Я должен сказать, что ум каждого поэта магнетизируется особенным образом, автоматически отбирая из чтения (и из книжек с картинками и дешевых романов, и из серьезных книг, и — реже — из абстрактных сочинений, хотя и они служат пищей для некоторых поэтических умов) материал — образ, фразу, слово, которые, может быть, пригодятся ему позже. Этот отбор, вероятно, происходит в течение всей его осмысленной жизни.
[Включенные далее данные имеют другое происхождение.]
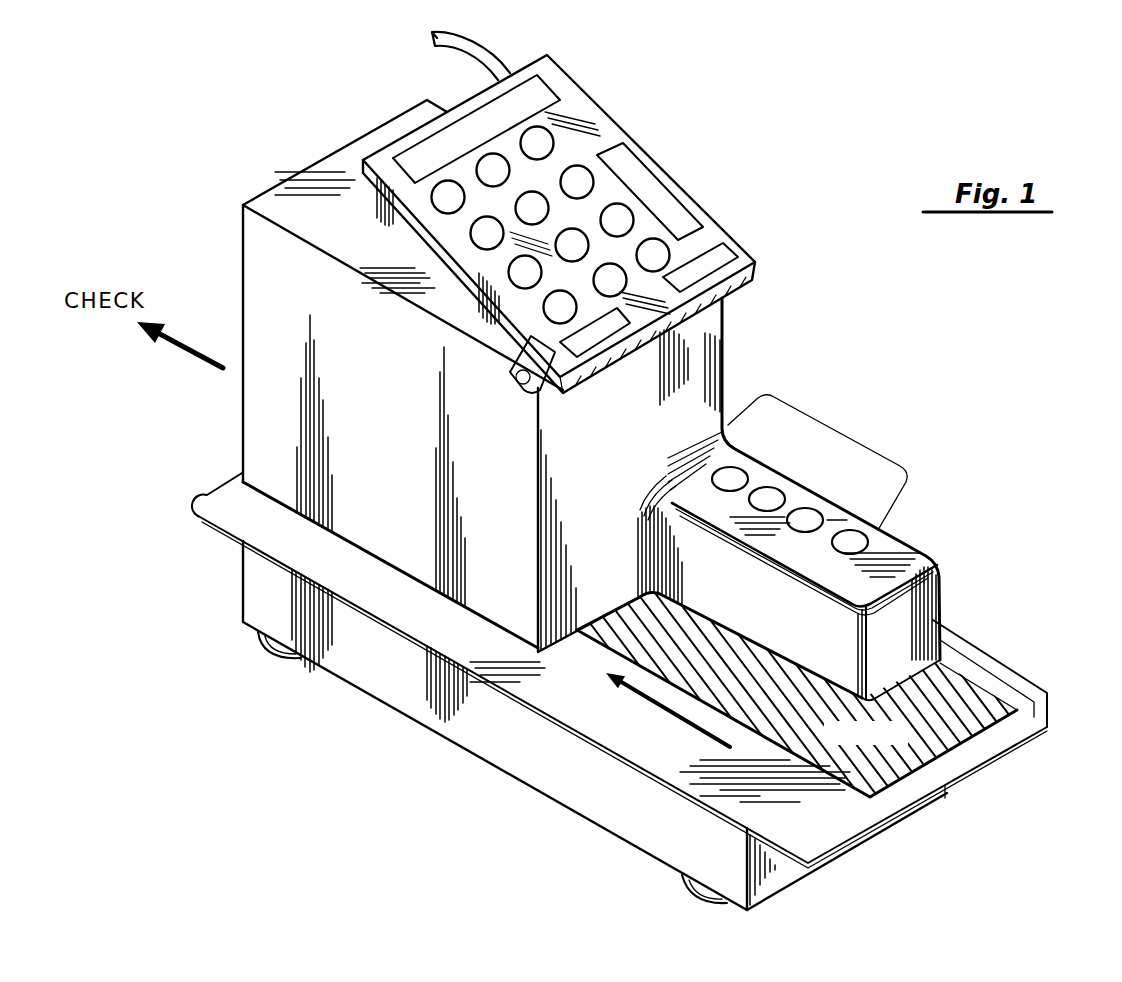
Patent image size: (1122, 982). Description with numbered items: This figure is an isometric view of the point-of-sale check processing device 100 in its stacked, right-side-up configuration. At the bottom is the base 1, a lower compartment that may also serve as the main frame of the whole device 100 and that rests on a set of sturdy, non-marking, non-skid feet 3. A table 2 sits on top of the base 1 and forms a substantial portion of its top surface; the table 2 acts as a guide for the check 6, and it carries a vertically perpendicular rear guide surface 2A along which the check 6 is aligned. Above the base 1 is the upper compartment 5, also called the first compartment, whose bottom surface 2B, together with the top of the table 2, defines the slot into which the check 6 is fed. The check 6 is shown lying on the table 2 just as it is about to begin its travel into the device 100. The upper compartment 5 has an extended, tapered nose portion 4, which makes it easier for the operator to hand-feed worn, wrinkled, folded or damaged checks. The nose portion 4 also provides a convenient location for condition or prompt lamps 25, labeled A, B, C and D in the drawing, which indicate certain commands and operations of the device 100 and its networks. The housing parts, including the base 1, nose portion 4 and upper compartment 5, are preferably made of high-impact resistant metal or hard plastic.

The point-of-sale device 100 is at (395, 752).
The base 1 is at (523, 737).
The table 2 is at (433, 617).
The rear guide surface 2A is at (1011, 690).
The bottom surface of the upper compartment 2B is at (395, 567).
The feet 3 is at (272, 642).
The tapered portion of the upper compartment 4 is at (887, 560).
The upper compartment 5 is at (382, 404).
The check 6 is at (722, 678).
The condition lamps 25 is at (840, 424).
The sensor A is at (730, 468).
The sensor B is at (767, 488).
The sensor C is at (805, 509).
The sensor D is at (850, 531).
Это может быть переживание десятилетнего ребенка, маленького мальчика, который вглядывается сквозь толщу морской воды в каменистое дно и впервые находит актинию: обыденное переживание (хотя для особенного ребенка и не такое обыденное, как кажется) может в течение двадцати лет лежать в уме мертвым грузом и вновь явиться в виде какого- нибудь стихотворного контекста, нагруженного большой образной силой. Воображение стольким обязано памяти, что если различать воображение и фантазию, как это делал Кольридж, придется определить разницу между памятью воображения и памятью фантазии; недостаточно сказать, что одно "растворяет, разлагает и рассеивает" воспоминания, чтобы "воссоздать", а другая имеет дело с "явлениями устойчивыми и определенными". Само по себе это разграничение не обязательно предполагает различие воображения и фантазии, а только степени выразительности того или иного образа. Из примечания мистера Ричардса [27] Принципы литературной критики. —С. 191.
видно, что он тоже несколько озадачен отрывком, который я цитировал, или, по крайней мере, частью этого отрывка. Чтобы узнать что-нибудь у Кольриджа о воображении, нужно совершенно забыть о фантазии, — как и в случае с Аддисоном, — только у Кольриджа есть чему поучиться. Я процитирую еще один отрывок в сокращении мистера Ричардса:
"Эта синтетическая и волшебная сила, коей и только ей — мы присвоили имя воображения… выражается в равновесии и примирении противоположных и противоречивых свойств; чувства новизны и свежести со старыми и привычными предметами; более чем обыкновенного волнения с более чем обыкновенной упорядоченностью; вечно бодрствующего рассудка и упорного самообладания с энтузиазмом и чувством. Музыкального наслаждения… с силой, редуцирующей множество и разнообразие эффекта и преобразующей ряды мыслей под влиянием какой-нибудь доминантной идеи или чувства".